We were fairly new to biking and the biking club scene and we started hearing something about “time trials”. On the old club website, an announcement stated the general area where the trials would be held. We misread the route and drove 12 miles up Susan B. Peak from Mikulik Road and parked the vehicle. Now if anyone has ridden from that direction toward town, you know that it is pretty much downhill and with the wind. So on our exploratory trip, we made pretty good time and came within minutes of the slowest time in the previous year’s rides. Confidence was building.
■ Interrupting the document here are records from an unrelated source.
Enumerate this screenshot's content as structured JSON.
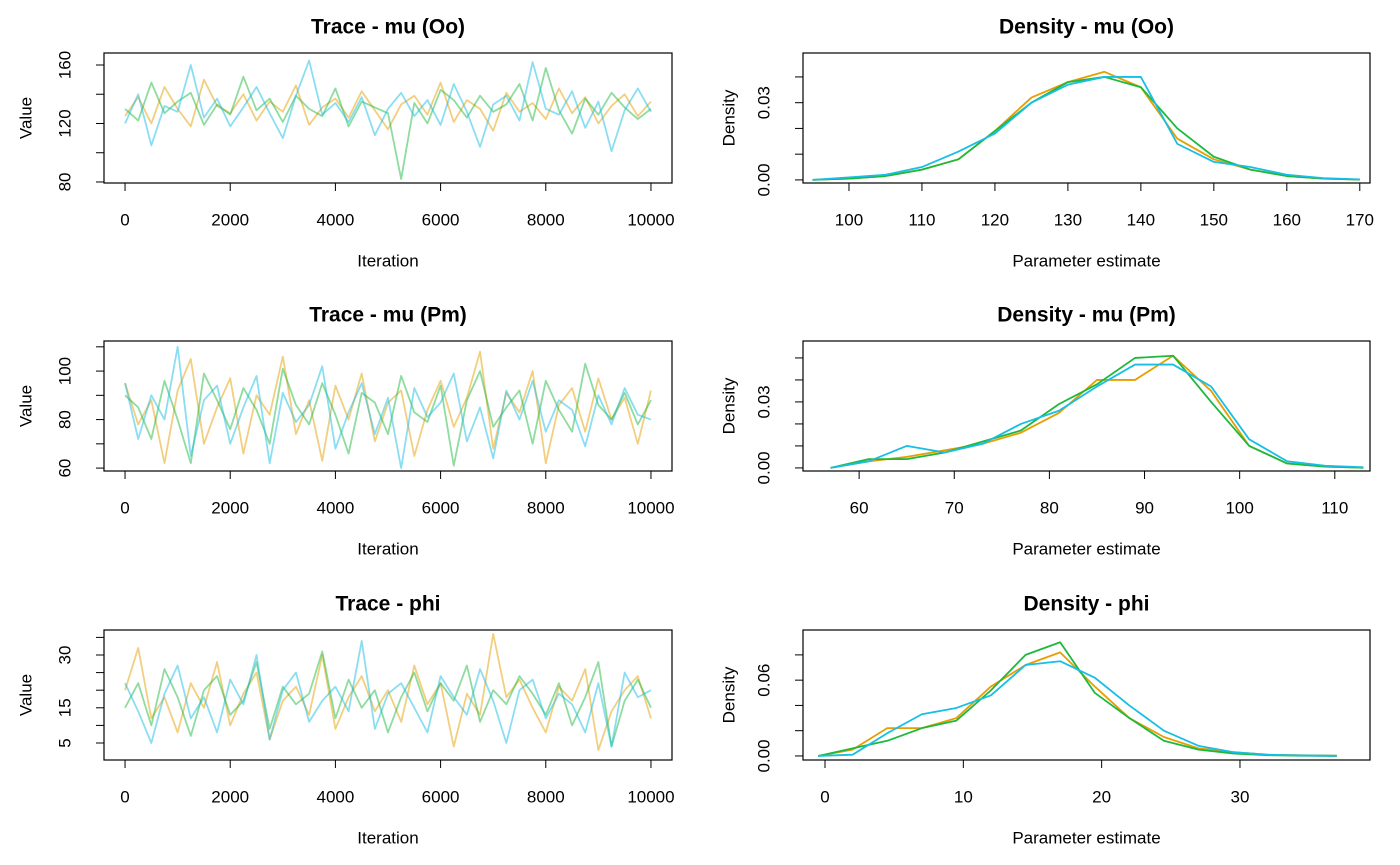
{
  "chart_data": [
    {
      "type": "line",
      "title": "Trace - mu (Oo)",
      "xlabel": "Iteration",
      "ylabel": "Value",
      "x": [
        0,
        250,
        500,
        750,
        1000,
        1250,
        1500,
        1750,
        2000,
        2250,
        2500,
        2750,
        3000,
        3250,
        3500,
        3750,
        4000,
        4250,
        4500,
        4750,
        5000,
        5250,
        5500,
        5750,
        6000,
        6250,
        6500,
        6750,
        7000,
        7250,
        7500,
        7750,
        8000,
        8250,
        8500,
        8750,
        9000,
        9250,
        9500,
        9750,
        10000
      ],
      "opacity": 0.5,
      "series": [
        {
          "color": "#E69F00",
          "values": [
            125,
            138,
            120,
            145,
            130,
            118,
            150,
            132,
            127,
            140,
            122,
            135,
            128,
            146,
            119,
            131,
            137,
            124,
            142,
            129,
            116,
            133,
            139,
            126,
            148,
            121,
            136,
            130,
            115,
            141,
            128,
            134,
            123,
            144,
            127,
            138,
            120,
            132,
            140,
            125,
            135
          ]
        },
        {
          "color": "#1DB93F",
          "values": [
            130,
            122,
            148,
            127,
            135,
            141,
            119,
            133,
            126,
            152,
            129,
            137,
            121,
            139,
            130,
            125,
            144,
            118,
            135,
            131,
            127,
            82,
            134,
            120,
            143,
            136,
            124,
            139,
            128,
            133,
            147,
            122,
            158,
            129,
            113,
            137,
            126,
            141,
            131,
            123,
            130
          ]
        },
        {
          "color": "#17BEE6",
          "values": [
            120,
            140,
            105,
            132,
            128,
            160,
            124,
            137,
            118,
            131,
            145,
            127,
            110,
            139,
            163,
            126,
            134,
            121,
            138,
            112,
            130,
            141,
            125,
            136,
            119,
            147,
            128,
            104,
            133,
            139,
            122,
            162,
            130,
            126,
            142,
            117,
            135,
            101,
            129,
            144,
            128
          ]
        }
      ],
      "xlim": [
        -400,
        10400
      ],
      "ylim": [
        79.3,
        168.2
      ],
      "xticks": [
        0,
        2000,
        4000,
        6000,
        8000,
        10000
      ],
      "yticks": [
        80,
        120,
        160
      ],
      "yticks_minor": [
        100,
        140
      ]
    },
    {
      "type": "line",
      "title": "Density - mu (Oo)",
      "xlabel": "Parameter estimate",
      "ylabel": "Density",
      "x": [
        95,
        100,
        105,
        110,
        115,
        120,
        125,
        130,
        135,
        140,
        145,
        150,
        155,
        160,
        165,
        170
      ],
      "opacity": 1,
      "series": [
        {
          "color": "#E69F00",
          "values": [
            0,
            0.0005,
            0.0015,
            0.004,
            0.008,
            0.019,
            0.032,
            0.038,
            0.042,
            0.036,
            0.016,
            0.008,
            0.004,
            0.0015,
            0.0005,
            0.0001
          ]
        },
        {
          "color": "#1DB93F",
          "values": [
            0,
            0.0005,
            0.0015,
            0.004,
            0.008,
            0.019,
            0.03,
            0.038,
            0.04,
            0.036,
            0.02,
            0.009,
            0.004,
            0.0015,
            0.0005,
            0.0001
          ]
        },
        {
          "color": "#17BEE6",
          "values": [
            0,
            0.001,
            0.002,
            0.005,
            0.011,
            0.018,
            0.03,
            0.037,
            0.04,
            0.04,
            0.014,
            0.007,
            0.005,
            0.002,
            0.0007,
            0.0002
          ]
        }
      ],
      "xlim": [
        93.7,
        171.4
      ],
      "ylim": [
        -0.0012,
        0.0493
      ],
      "xticks": [
        100,
        110,
        120,
        130,
        140,
        150,
        160,
        170
      ],
      "yticks": [
        {
          "value": 0,
          "label": "0.00"
        },
        {
          "value": 0.03,
          "label": "0.03"
        }
      ],
      "yticks_minor": [
        0.01,
        0.02,
        0.04
      ]
    },
    {
      "type": "line",
      "title": "Trace - mu (Pm)",
      "xlabel": "Iteration",
      "ylabel": "Value",
      "x": [
        0,
        250,
        500,
        750,
        1000,
        1250,
        1500,
        1750,
        2000,
        2250,
        2500,
        2750,
        3000,
        3250,
        3500,
        3750,
        4000,
        4250,
        4500,
        4750,
        5000,
        5250,
        5500,
        5750,
        6000,
        6250,
        6500,
        6750,
        7000,
        7250,
        7500,
        7750,
        8000,
        8250,
        8500,
        8750,
        9000,
        9250,
        9500,
        9750,
        10000
      ],
      "opacity": 0.5,
      "series": [
        {
          "color": "#E69F00",
          "values": [
            95,
            78,
            88,
            62,
            92,
            105,
            70,
            85,
            97,
            66,
            90,
            82,
            106,
            74,
            88,
            63,
            94,
            80,
            99,
            71,
            87,
            92,
            65,
            84,
            96,
            77,
            89,
            108,
            68,
            91,
            83,
            100,
            62,
            86,
            93,
            75,
            97,
            80,
            89,
            70,
            92
          ]
        },
        {
          "color": "#1DB93F",
          "values": [
            90,
            85,
            72,
            96,
            80,
            62,
            99,
            88,
            76,
            93,
            84,
            70,
            101,
            86,
            78,
            95,
            82,
            66,
            91,
            87,
            74,
            98,
            83,
            79,
            94,
            61,
            88,
            100,
            77,
            85,
            92,
            70,
            96,
            84,
            75,
            103,
            86,
            80,
            91,
            78,
            88
          ]
        },
        {
          "color": "#17BEE6",
          "values": [
            95,
            72,
            90,
            80,
            110,
            65,
            88,
            94,
            70,
            85,
            98,
            62,
            91,
            79,
            86,
            102,
            68,
            83,
            95,
            74,
            89,
            60,
            93,
            81,
            87,
            99,
            71,
            85,
            64,
            92,
            80,
            96,
            75,
            88,
            84,
            69,
            90,
            78,
            93,
            82,
            80
          ]
        }
      ],
      "xlim": [
        -400,
        10400
      ],
      "ylim": [
        58.8,
        112.4
      ],
      "xticks": [
        0,
        2000,
        4000,
        6000,
        8000,
        10000
      ],
      "yticks": [
        60,
        80,
        100
      ],
      "yticks_minor": [
        70,
        90,
        110
      ]
    },
    {
      "type": "line",
      "title": "Density - mu (Pm)",
      "xlabel": "Parameter estimate",
      "ylabel": "Density",
      "x": [
        57,
        61,
        65,
        69,
        73,
        77,
        81,
        85,
        89,
        93,
        97,
        101,
        105,
        109,
        113
      ],
      "opacity": 1,
      "series": [
        {
          "color": "#E69F00",
          "values": [
            0,
            0.003,
            0.005,
            0.008,
            0.011,
            0.016,
            0.025,
            0.04,
            0.04,
            0.051,
            0.035,
            0.01,
            0.002,
            0.0006,
            0.0001
          ]
        },
        {
          "color": "#1DB93F",
          "values": [
            0,
            0.004,
            0.004,
            0.007,
            0.012,
            0.017,
            0.029,
            0.038,
            0.05,
            0.051,
            0.03,
            0.01,
            0.002,
            0.0006,
            0.0001
          ]
        },
        {
          "color": "#17BEE6",
          "values": [
            0,
            0.003,
            0.01,
            0.007,
            0.011,
            0.02,
            0.026,
            0.037,
            0.047,
            0.047,
            0.037,
            0.013,
            0.003,
            0.001,
            0.0003
          ]
        }
      ],
      "xlim": [
        54.1,
        113.7
      ],
      "ylim": [
        -0.0014,
        0.0577
      ],
      "xticks": [
        60,
        70,
        80,
        90,
        100,
        110
      ],
      "yticks": [
        {
          "value": 0,
          "label": "0.00"
        },
        {
          "value": 0.03,
          "label": "0.03"
        }
      ],
      "yticks_minor": [
        0.01,
        0.02,
        0.04,
        0.05
      ]
    },
    {
      "type": "line",
      "title": "Trace - phi",
      "xlabel": "Iteration",
      "ylabel": "Value",
      "x": [
        0,
        250,
        500,
        750,
        1000,
        1250,
        1500,
        1750,
        2000,
        2250,
        2500,
        2750,
        3000,
        3250,
        3500,
        3750,
        4000,
        4250,
        4500,
        4750,
        5000,
        5250,
        5500,
        5750,
        6000,
        6250,
        6500,
        6750,
        7000,
        7250,
        7500,
        7750,
        8000,
        8250,
        8500,
        8750,
        9000,
        9250,
        9500,
        9750,
        10000
      ],
      "opacity": 0.5,
      "series": [
        {
          "color": "#E69F00",
          "values": [
            20,
            32,
            12,
            18,
            8,
            22,
            15,
            28,
            10,
            19,
            25,
            6,
            17,
            21,
            13,
            30,
            9,
            18,
            24,
            14,
            20,
            11,
            27,
            16,
            22,
            4,
            19,
            13,
            36,
            18,
            23,
            15,
            8,
            21,
            17,
            26,
            3,
            14,
            20,
            24,
            12
          ]
        },
        {
          "color": "#1DB93F",
          "values": [
            15,
            22,
            10,
            26,
            18,
            7,
            20,
            24,
            13,
            17,
            28,
            9,
            21,
            16,
            19,
            31,
            12,
            23,
            15,
            20,
            8,
            18,
            25,
            14,
            22,
            17,
            27,
            11,
            20,
            16,
            24,
            19,
            13,
            22,
            10,
            18,
            28,
            4,
            17,
            23,
            15
          ]
        },
        {
          "color": "#17BEE6",
          "values": [
            22,
            14,
            5,
            19,
            27,
            12,
            18,
            8,
            23,
            16,
            30,
            6,
            20,
            25,
            11,
            17,
            21,
            14,
            34,
            9,
            19,
            22,
            15,
            8,
            24,
            18,
            13,
            26,
            17,
            5,
            20,
            23,
            12,
            19,
            16,
            8,
            22,
            4,
            25,
            18,
            20
          ]
        }
      ],
      "xlim": [
        -400,
        10400
      ],
      "ylim": [
        0.17,
        37.1
      ],
      "xticks": [
        0,
        2000,
        4000,
        6000,
        8000,
        10000
      ],
      "yticks": [
        5,
        15,
        30
      ],
      "yticks_minor": [
        10,
        20,
        25,
        35
      ]
    },
    {
      "type": "line",
      "title": "Density - phi",
      "xlabel": "Parameter estimate",
      "ylabel": "Density",
      "x": [
        -0.5,
        2,
        4.5,
        7,
        9.5,
        12,
        14.5,
        17,
        19.5,
        22,
        24.5,
        27,
        29.5,
        32,
        34.5,
        37
      ],
      "opacity": 1,
      "series": [
        {
          "color": "#E69F00",
          "values": [
            0,
            0.005,
            0.022,
            0.022,
            0.03,
            0.055,
            0.072,
            0.082,
            0.055,
            0.03,
            0.015,
            0.006,
            0.003,
            0.001,
            0.0005,
            0.0002
          ]
        },
        {
          "color": "#1DB93F",
          "values": [
            0,
            0.006,
            0.012,
            0.022,
            0.028,
            0.052,
            0.08,
            0.09,
            0.05,
            0.03,
            0.012,
            0.005,
            0.002,
            0.0006,
            0.0002,
            0
          ]
        },
        {
          "color": "#17BEE6",
          "values": [
            0,
            0.001,
            0.018,
            0.033,
            0.038,
            0.048,
            0.072,
            0.075,
            0.062,
            0.04,
            0.02,
            0.008,
            0.003,
            0.001,
            0.0004,
            0.0001
          ]
        }
      ],
      "xlim": [
        -1.59,
        39.4
      ],
      "ylim": [
        -0.0032,
        0.0997
      ],
      "xticks": [
        0,
        10,
        20,
        30
      ],
      "yticks": [
        {
          "value": 0,
          "label": "0.00"
        },
        {
          "value": 0.06,
          "label": "0.06"
        }
      ],
      "yticks_minor": [
        0.02,
        0.04,
        0.08
      ]
    }
  ]
}
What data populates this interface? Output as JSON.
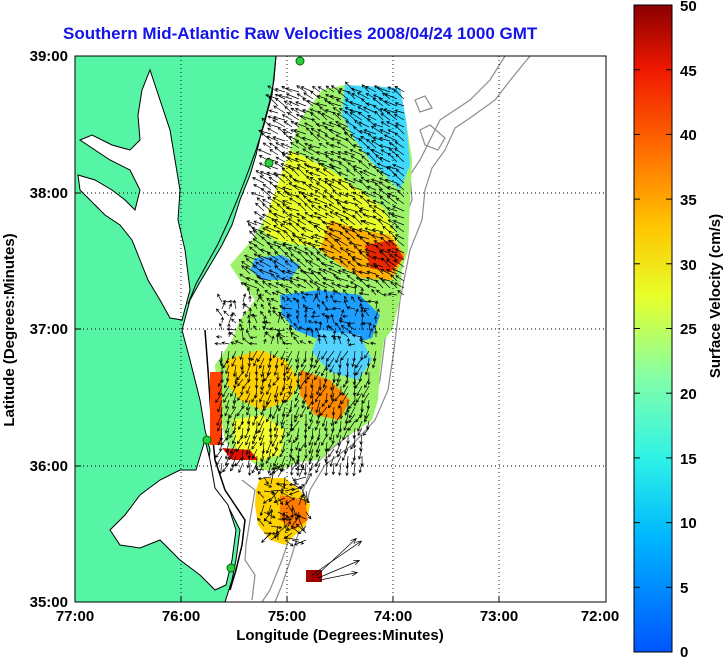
{
  "title": "Southern Mid-Atlantic Raw Velocities 2008/04/24 1000 GMT",
  "x_axis": {
    "label": "Longitude (Degrees:Minutes)",
    "ticks": [
      "77:00",
      "76:00",
      "75:00",
      "74:00",
      "73:00",
      "72:00"
    ]
  },
  "y_axis": {
    "label": "Latitude (Degrees:Minutes)",
    "ticks": [
      "39:00",
      "38:00",
      "37:00",
      "36:00",
      "35:00"
    ]
  },
  "colorbar": {
    "label": "Surface Velocity (cm/s)",
    "ticks": [
      "50",
      "45",
      "40",
      "35",
      "30",
      "25",
      "20",
      "15",
      "10",
      "5",
      "0"
    ],
    "range": [
      0,
      50
    ]
  },
  "colors": {
    "title": "#1414e6",
    "land": "#55f5a5",
    "water": "#ffffff",
    "grid": "#000000",
    "arrows": "#000000",
    "bathymetry": "#888888"
  }
}
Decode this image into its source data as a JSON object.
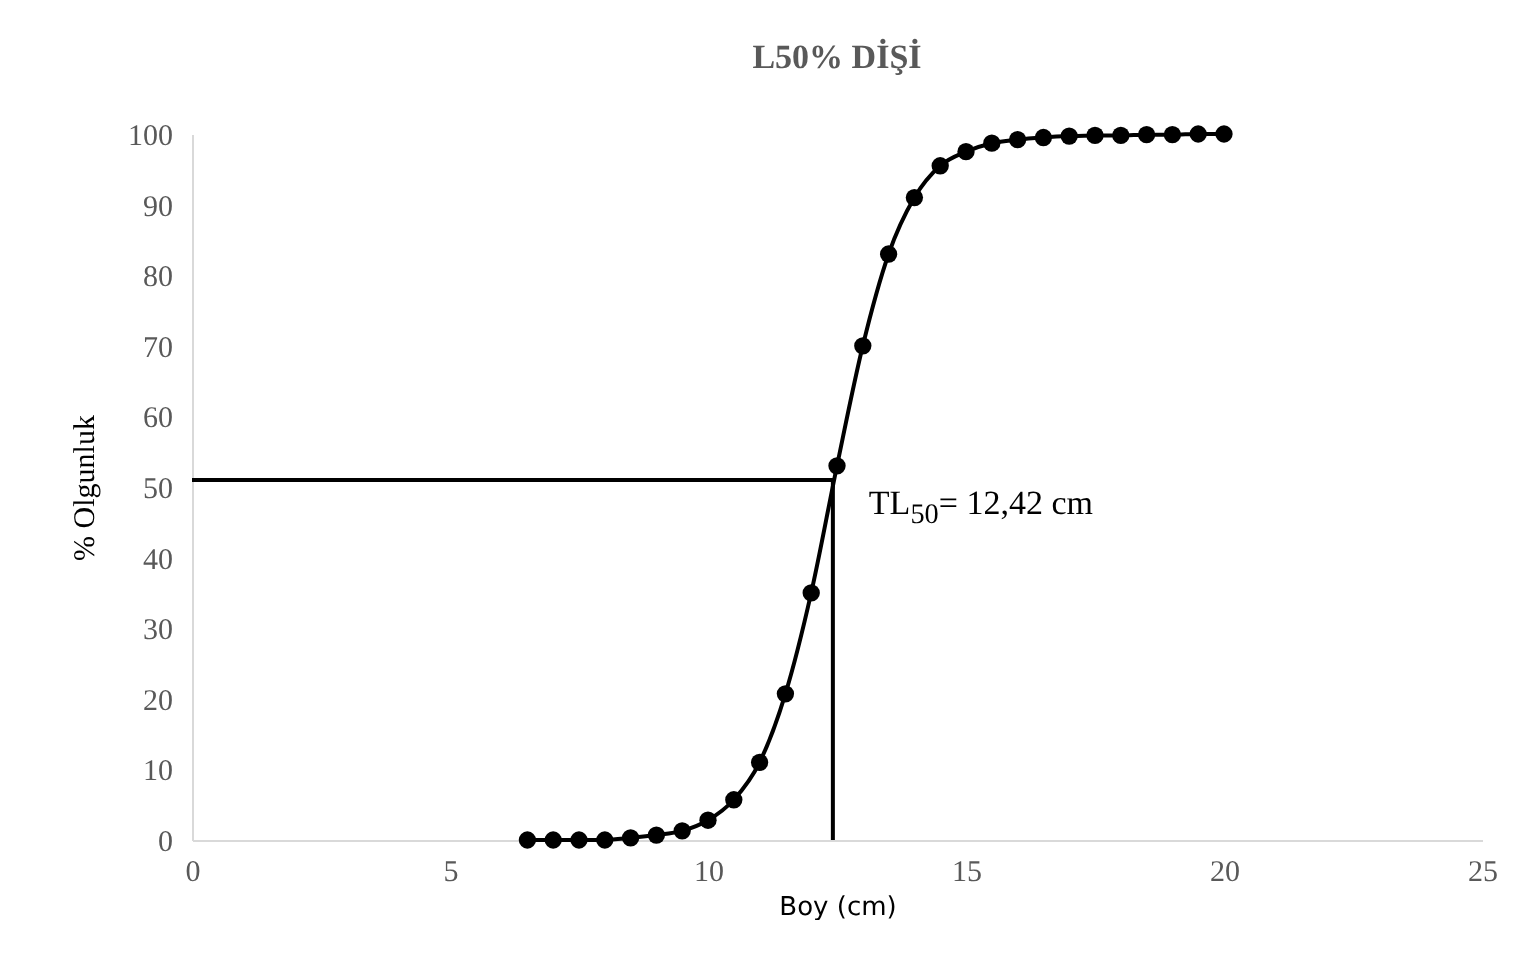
{
  "chart_data": {
    "type": "line",
    "title": "L50%  DİŞİ",
    "xlabel": "Boy (cm)",
    "ylabel": "% Olgunluk",
    "xlim": [
      0,
      25
    ],
    "xticks": [
      0,
      5,
      10,
      15,
      20,
      25
    ],
    "ylim": [
      0,
      100
    ],
    "yticks": [
      0,
      10,
      20,
      30,
      40,
      50,
      60,
      70,
      80,
      90,
      100
    ],
    "grid": false,
    "series": [
      {
        "color": "#000000",
        "marker": "circle",
        "x": [
          6.5,
          7,
          7.5,
          8,
          8.5,
          9,
          9.5,
          10,
          10.5,
          11,
          11.5,
          12,
          12.5,
          13,
          13.5,
          14,
          14.5,
          15,
          15.5,
          16,
          16.5,
          17,
          17.5,
          18,
          18.5,
          19,
          19.5,
          20
        ],
        "values": [
          0,
          0,
          0,
          0,
          0.3,
          0.7,
          1.3,
          2.8,
          5.7,
          11,
          20.7,
          35,
          53,
          70,
          83,
          91,
          95.5,
          97.5,
          98.7,
          99.2,
          99.5,
          99.7,
          99.8,
          99.8,
          99.9,
          99.9,
          100,
          100
        ]
      },
      {
        "color": "#000000",
        "marker": "none",
        "x": [
          0,
          12.42,
          12.42
        ],
        "values": [
          51,
          51,
          0
        ]
      }
    ],
    "annotations": [
      {
        "text": "TL$_{50}$= 12,42 cm",
        "x": 12.42,
        "y": 51
      }
    ]
  }
}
Through listening to people, we discovered that we had ridden the wrong route, so we went out to try again. After taking the correct route, we came upon Dominic Santos out riding; we stopped to talk, and I recognized him as President of the club that we had just joined. He was encouraging us to participate in the time trials that were to start within a few weeks. I laughed because I had just gotten under 50 minutes and knew that wasn’t very impressive. Dominic said it wasn’t about beating anyone, it was to try to beat your own time. Yeah, right.
A few days later I had my old bike in the shop, and Randy started encouraging us to ride the time trials. He also emphasized that it was all about beating your own time, not racing anyone. Now, if I just had to beat myself I didn’t have much competition, so I decided to try it out.
Finally the big day came, and it was time to ride the wind. And ride the wind was the theme of the day. The wind was SSW 20 gusting to 30. Anyone who has ridden Susan Peak knows that SSW blows right into your face as you make that loooong 5.7 miles before the first turn. Christine backed out of riding but goaded me into it. Of course they placed me first in line (slowest first) because a few had already seen me ride. I thought I was being honored by being first in line. Silly me.
And then we were off. But as I started, the wind almost blew me backward instead of letting me charge away. Nervous energy got me to rolling up Susan Peak and I was off. On the first time trial of the year, riders were started in one minute increments. After the first part of my nervous energy was spent, I settled into my stride of at least 8 miles an hour. That wind was hurting me, but I was determined to finish the course. Suddenly after a half mile, the person who started behind me passed me with words of encouragement. Every half mile thereafter another person would pass me with words of encouragement. Club members are so nice, as they would pass me one would say “Good job,” another “Keep it up,” or express concern, “Are your brakes dragging?”
Finally I made the turn onto Walling Pecan and into a cross-wind. That really helped and I was able to hit about 18 miles per hour. I knew I was on a roll as people were passing me every mile instead of the half mile. And then I was able to turn onto Mikulik with the wind to my back and I hit a respectable 20-22 miles per hour on the last stretch. Almost too late. Almost everyone had passed me by that time, so I was still riding by myself. Thank goodness I was only racing against myself, or I would have run out of opponents.
I was so happy to cross that finish line. Remember when I was practicing and had just barely gone under 50 minutes? Well, under the observation of just about everyone, I came in with a whopping time of 54 minutes, or to save you a little time, 13.3 miles per hour average. I am not sure anyone has every “beaten” that time—more slowly. So I may hold a club record and not be aware of it. No trophy for slowest ever time?
As soon as I got back home I hit the internet with a query of “how to ride a bicycle into the wind”. The answer was “lean into the wind dummy.” Yes, I had been riding sitting up as if on a Sunday leisure ride. And surprise, surprise. I learned something else. You know the lower part of the handle bars that I found they call drop bars? They aren’t for short people after all!!! When you place your hands on them, that makes you lower and you can lean into the wind and have support so you don’t have to hold yourself up by straining the arms and back too much.
I am happy to report that I had logged my worst time ever, and since time trials are just to beat your own time that was “easy” to do as the standard was so low. Just trying to beat myself I did not have the stiff competition of the other riders.
Time trial season is about to start again. I would really like for someone to beat my record time. I am ready to share the honor with someone else.